Eric Nuttall, partner and senior portfolio manager at Ninepoint Partners, joins BNN Bloomberg to discuss the outlook for the natural gas and oil sectors.

The next big opportunity in energy isn’t in oil, it’s in natural gas, says one of Canada’s top energy analysts.

Oil prices have been stubbornly stable as global inventories rise, but the oversupply concerns are overstated, Eric Nuttall, partner and senior portfolio manager at Ninepoint Partners told BNN Bloomberg on Monday.

“I’ve dubbed this the most anticipated oil supply, or oil supply driven glut, in history,” said Nuttall.

“We can all see satellite data, and we’ve had a surge of oil on the water and yet oil is pretty stubbornly stuck, around US$60 (a barrel).”

Nuttall said there’s a short term risk as sanctions of barrels on the water make their way onshore, potentially pressuring prices in the near term.

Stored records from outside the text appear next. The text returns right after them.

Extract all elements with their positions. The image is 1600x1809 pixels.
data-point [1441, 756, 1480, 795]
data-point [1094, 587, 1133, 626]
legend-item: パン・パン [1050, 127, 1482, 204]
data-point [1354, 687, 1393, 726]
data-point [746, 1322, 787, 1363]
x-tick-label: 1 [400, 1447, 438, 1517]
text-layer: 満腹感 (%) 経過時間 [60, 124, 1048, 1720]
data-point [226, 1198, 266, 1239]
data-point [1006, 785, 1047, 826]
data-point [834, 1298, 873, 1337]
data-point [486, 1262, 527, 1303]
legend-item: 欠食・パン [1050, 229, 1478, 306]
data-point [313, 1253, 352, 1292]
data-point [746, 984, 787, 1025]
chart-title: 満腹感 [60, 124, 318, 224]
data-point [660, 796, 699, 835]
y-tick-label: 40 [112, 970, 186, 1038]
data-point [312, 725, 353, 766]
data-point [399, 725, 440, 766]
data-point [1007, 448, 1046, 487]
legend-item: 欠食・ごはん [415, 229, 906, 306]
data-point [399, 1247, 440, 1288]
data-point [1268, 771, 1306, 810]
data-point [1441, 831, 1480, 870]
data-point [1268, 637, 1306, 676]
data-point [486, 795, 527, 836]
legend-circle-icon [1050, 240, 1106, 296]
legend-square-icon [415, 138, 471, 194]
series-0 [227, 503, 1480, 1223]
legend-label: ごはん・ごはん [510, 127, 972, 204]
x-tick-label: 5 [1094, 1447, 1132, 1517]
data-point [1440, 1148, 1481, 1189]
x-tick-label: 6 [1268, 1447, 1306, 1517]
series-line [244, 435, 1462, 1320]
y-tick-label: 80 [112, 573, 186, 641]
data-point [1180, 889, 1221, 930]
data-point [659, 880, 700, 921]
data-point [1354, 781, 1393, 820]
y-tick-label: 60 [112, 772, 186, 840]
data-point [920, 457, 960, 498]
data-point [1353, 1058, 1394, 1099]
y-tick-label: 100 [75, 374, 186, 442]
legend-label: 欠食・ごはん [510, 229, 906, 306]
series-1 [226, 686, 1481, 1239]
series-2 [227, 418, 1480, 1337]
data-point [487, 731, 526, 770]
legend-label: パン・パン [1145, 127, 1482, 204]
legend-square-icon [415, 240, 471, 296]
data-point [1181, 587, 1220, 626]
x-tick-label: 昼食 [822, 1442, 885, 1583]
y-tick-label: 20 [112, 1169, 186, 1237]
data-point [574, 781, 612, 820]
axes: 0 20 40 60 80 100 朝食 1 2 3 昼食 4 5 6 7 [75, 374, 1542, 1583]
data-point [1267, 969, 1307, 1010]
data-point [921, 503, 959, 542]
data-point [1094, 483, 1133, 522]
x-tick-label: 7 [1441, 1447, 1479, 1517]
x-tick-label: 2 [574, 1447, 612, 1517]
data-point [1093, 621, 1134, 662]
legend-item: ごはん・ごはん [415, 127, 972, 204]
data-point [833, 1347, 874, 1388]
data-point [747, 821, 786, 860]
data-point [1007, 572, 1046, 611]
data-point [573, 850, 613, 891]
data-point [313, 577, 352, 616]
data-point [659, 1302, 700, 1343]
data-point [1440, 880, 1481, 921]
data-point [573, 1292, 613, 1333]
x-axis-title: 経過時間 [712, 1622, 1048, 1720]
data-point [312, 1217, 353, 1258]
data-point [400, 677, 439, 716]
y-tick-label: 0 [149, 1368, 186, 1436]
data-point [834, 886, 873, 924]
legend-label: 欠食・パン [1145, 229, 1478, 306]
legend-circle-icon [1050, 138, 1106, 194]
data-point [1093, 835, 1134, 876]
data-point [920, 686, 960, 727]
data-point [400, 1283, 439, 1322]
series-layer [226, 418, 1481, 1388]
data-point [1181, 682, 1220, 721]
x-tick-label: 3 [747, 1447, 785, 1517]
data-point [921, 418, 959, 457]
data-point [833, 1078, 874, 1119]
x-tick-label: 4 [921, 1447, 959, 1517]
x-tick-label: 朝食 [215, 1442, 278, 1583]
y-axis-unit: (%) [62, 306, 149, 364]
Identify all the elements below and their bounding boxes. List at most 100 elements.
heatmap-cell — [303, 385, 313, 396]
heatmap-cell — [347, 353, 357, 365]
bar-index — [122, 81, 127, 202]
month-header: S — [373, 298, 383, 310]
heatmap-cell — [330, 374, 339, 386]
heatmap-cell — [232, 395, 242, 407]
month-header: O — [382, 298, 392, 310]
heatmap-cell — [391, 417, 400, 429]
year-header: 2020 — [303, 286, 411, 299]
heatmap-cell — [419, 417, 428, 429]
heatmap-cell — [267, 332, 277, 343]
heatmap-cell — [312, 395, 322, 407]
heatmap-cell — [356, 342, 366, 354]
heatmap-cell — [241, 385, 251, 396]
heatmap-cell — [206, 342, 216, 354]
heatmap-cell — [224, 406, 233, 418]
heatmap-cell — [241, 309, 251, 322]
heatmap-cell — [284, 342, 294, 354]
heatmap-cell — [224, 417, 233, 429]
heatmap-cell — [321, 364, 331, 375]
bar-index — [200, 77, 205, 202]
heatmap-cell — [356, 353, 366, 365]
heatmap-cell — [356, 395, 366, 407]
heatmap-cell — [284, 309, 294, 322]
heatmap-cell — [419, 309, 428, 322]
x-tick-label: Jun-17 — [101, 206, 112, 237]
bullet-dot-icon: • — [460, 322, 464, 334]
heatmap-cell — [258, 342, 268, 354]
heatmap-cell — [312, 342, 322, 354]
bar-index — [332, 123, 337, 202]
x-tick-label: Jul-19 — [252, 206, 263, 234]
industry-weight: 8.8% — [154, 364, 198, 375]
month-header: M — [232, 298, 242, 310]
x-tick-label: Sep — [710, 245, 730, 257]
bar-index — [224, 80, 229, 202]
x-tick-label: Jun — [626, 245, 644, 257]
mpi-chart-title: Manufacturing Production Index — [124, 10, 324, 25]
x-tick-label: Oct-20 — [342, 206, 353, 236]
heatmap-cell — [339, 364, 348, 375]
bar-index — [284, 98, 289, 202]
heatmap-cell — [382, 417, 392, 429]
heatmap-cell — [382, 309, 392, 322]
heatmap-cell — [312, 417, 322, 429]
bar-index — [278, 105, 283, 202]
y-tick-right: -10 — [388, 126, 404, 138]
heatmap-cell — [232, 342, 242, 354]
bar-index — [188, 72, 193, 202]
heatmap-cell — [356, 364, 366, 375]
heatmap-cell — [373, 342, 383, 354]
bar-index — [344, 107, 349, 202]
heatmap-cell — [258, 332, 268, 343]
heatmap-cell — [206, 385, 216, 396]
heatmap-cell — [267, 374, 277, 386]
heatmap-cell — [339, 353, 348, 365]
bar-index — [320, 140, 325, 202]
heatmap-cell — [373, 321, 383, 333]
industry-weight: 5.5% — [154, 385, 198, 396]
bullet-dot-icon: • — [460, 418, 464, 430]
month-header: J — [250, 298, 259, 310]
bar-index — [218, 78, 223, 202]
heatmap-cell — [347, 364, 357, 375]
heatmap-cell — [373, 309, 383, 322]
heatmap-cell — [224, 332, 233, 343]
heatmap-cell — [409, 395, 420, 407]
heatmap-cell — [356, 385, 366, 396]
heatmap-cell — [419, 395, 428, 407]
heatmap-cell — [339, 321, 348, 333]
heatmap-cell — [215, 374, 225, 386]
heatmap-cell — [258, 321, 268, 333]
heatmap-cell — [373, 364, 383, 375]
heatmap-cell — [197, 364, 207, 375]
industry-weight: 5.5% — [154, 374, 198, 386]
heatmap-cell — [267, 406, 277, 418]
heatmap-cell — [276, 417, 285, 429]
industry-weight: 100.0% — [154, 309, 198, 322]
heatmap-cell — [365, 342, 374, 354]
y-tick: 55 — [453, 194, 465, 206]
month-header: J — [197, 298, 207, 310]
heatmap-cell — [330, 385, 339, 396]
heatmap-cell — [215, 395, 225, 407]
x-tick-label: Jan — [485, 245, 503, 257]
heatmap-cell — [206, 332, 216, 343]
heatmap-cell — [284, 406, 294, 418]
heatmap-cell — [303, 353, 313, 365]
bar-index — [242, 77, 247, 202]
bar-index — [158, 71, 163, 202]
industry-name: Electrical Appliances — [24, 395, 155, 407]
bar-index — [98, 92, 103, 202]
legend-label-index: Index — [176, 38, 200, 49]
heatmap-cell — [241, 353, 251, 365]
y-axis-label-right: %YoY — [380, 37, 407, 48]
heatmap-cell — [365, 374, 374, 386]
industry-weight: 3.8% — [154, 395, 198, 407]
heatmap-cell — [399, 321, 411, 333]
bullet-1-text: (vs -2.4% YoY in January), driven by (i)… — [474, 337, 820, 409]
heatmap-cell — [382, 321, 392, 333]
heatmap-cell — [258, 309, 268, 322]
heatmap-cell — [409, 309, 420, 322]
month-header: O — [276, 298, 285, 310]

He said he expects the market to soon refocus on ‘positive catalysts’ in the coming year, which includes stronger demand and dwindling OPEC spare capacity.

“Demand is coming in hotter than expectations,” said Nuttall.

The International Energy Agency predicts demand will rise by 1.3 million barrels per day (bpd) this year, which is double the rate the agency expected. It also expects supply to rise by 3.0 million bpd.

Nuttall said while OPEC has been bringing on additional barrels, it has normalized spare capacity. So while the demand for oil sits at around 106 million barrels per day, he thinks OPEC’s spare capacity is only 1.6 million.

“So that’s a very, very razor thin safety cushion,” said Nuttall.

“It’s effectively like having no fire insurance on a house in a neighborhood full of arsonists.”

With Ukraine’s attacks on Russia’s refineries, Nuttall said the world faces a potential loss of oil supply, and there is no ‘safety cushion’ in the oil market anymore.

He said while he sees room for crude to swing between $55 and $65 depending on U.S. sanctions enforcement, his fund is betting on natural gas.

Strong demand for natural gas

Nuttall says the price for gas averages around $4 (MMBtu) for the next three years, which means the largest gas producers in the U.S. could be bought at 12 to 14 per cent free cash flow yields.

He said The Ninepoint Energy Fund holds roughly 27 per cent in oil, versus about 60 per cent in natural gas.

“We’re much more bullish on natural gas,” said Nuttall.

“We see very strong demand drivers and also challenges to meaningfully growing supply over the short term.”

He also said liquified natural gas (LNG) in the U.S. is going to grow from 17 billion cubic feet per day to 30 billion cubic feet per day by the end of the year, especially as the demand of power increases to build AI and data centers.

Canadian producers behind

Nutall said while Canada is beginning to benefit from LNG’s early startup, Canadian producers still lack the supply discipline of their U.S. peers.

“We have our largest producers continuing to add volumes onto the market so that’s just not as bullish for Canadian gas pricing versus the U.S.,” said Nuttall.

“They’re willing to take supply off when the price softens. So we have a much larger focus in the United States.”

Nuttall says weak sentiment toward Canadian energy stocks led to three large takeouts in his fund this year, which include including Veron, MEG Energy and NuVista to acquisitions by Whitecap, Cenovus and Ovintiv.

He’s considering voting against the Ovintiv-NuVista deal, arguing investors are selling too soon and missing out on longer-term gains from compounding share buybacks.

“Even in the absence of organic buying, when you know energy funds are being redeemed on a daily basis, it’s the ongoing buying back of shares and retiring those shares by companies that are making the remaining shares more and more valuable day after day, week after week, month after month, and year after year,” said Nuttall.